Published in final edited form as: J Physiol. 2019 Oct 1;597(20):5093–5108. doi: 10.1113/JP278279

Fig. 10. Ca2+ action potentials are more easily evoked in mouse SLO2 KO ASM cells.

Fig. 10.

(A) Membrane potential changes recorded under current clamp mode from an aortic ASM cell freshly isolated from a 7-week old wild-type mouse (left) or Slo2 KO mouse (right). Hyperpolarizing and depolarizing currents were injected from −150 pA to 250 pA. Dotted black lines indicate 0 mV. Red traces are membrane potential responses after injecting 250 pA currents (~20 pA/pF). Graded Ca2+ action potentials were evoked after injecting 100 pA currents for Slo2 KO cells (7 out of 11 cells); however the same current evoked action potentials in 0 out of 12 wild-type cells. (B) Membrane potential changes recorded under current clamp mode from a femoral ASM cell freshly isolated from a 7-week old wild-type mouse (left) or Slo2 KO mouse (right). The red traces are the membrane potential responses after injecting 250 pA (~20 pA/pF) currents. Graded Ca2+ action potentials were evoked after injecting 100 pA current in Slo2 KO cells (14 out of 19 cells); however the same current evoked action potentials in 0 out of 11 wild-type cells.

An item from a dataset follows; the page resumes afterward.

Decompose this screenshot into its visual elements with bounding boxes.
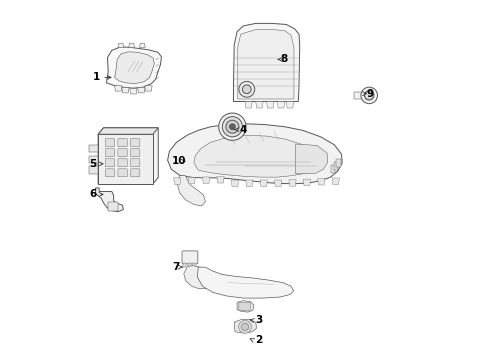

Action potentials became more regular when injecting more depolarizing currents. Evoked action potentials from Slo2 KO ASM cells were eliminated by the calcium channel blocker verapamil (10 μM). Note: there was no statistical difference in the size of wild-type and KO ASM cells. (C) Ang II makes wildtype arterial smooth muscle cells more excitable. Representative membrane potential changes were recorded under current clamp mode from an aortal smooth muscle cell freshly isolated from a 7-week wild-type mouse. Hyperpolarizing and depolarizing currents were injected from −150 pA to 150 pA at 50 pA increments. Dotted black lines indicate −50 mV. After injecting 150 pA currents (the red traces), no obvious action potentials were observed in the absence of Ang II (left) while regular Ca2+ action potentials were evoked in the presence of 1 μM Ang II (right). In 3 out of 5 cells, Ang II increased the cell excitability. For experiments shown in this figure, the pipette solution contained (in mM): 110 K-Gluconate, 30 KCl, 10 NaCl, 1 MgCl2, 1 CaCl2, 5 EGTA, 10 HEPES, pH 7.3. Under these conditions the intracellular Ca2+ was buffered at approximately 100 nM. The bath solution contained (in mM): 150 NaCl, 5 KCl, 2 MgCl2, 1 CaCl2, 10 HEPES, pH=7.3.